Ageing foreign planes targeted in new bill from ruling-party MP
MP Vladimir Gutenev of the United Russia party has prepared and submitted to the government a bill that sets a 15-year limit on the age of foreign-made passenger aircraft allowed for use by Russian airlines.
“The draft is ready and it has been already submitted to the government for review. It proposes a limit of 15 years on calendar age of imported passenger aircraft and also demands that passenger aircraft registered in foreign jurisdictions obtain a Russian airworthiness certificate before making domestic flights,” he said in comments he made to TASS.

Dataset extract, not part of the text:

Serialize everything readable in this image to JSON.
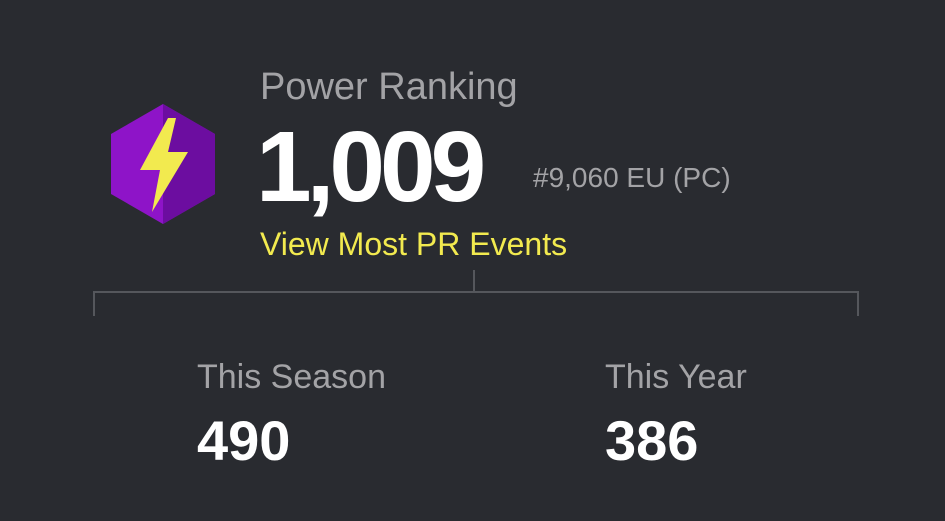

Gutenev added that the bill had been developed within the framework of President Vladimir Putin’s direction to increase the safety of passenger air transport in connection with the increased frequency of aircraft incidents.
He emphasized that the proposed regulations only concern passenger aircraft and do not deal with cargo, combat or experimental ones.
According to the Russian lawmaker similar restrictions have been previously introduced in China, India and Brazil.
Earlier this month, an MP from the Communist Party addressed the prime minister and prosecutor general with a request to launch a nationwide inspection of the technical condition of passenger aircraft.
The proposals were prompted by the worst air crash in modern Russian history, which happened on October 31. The Airbus A231 of the Russian airline Kogalymavia (also known as Metrojet) crashed soon after takeoff in the Egyptian resort of Sharm-el-Sheikh, killing all 224 people on board. After the disaster Russia stopped all passenger flights to Egypt and those who return from that country have their luggage carried by separate flights conducted by the Emergencies Ministry.
The cause of the tragedy is still being investigated, but British and US mass media have reported that special services of those countries allegedly possess information that the crash could be a result of a terrorist attack. The Russian Foreign Ministry said that it can only cause bewilderment that such important information had not been passed to investigators.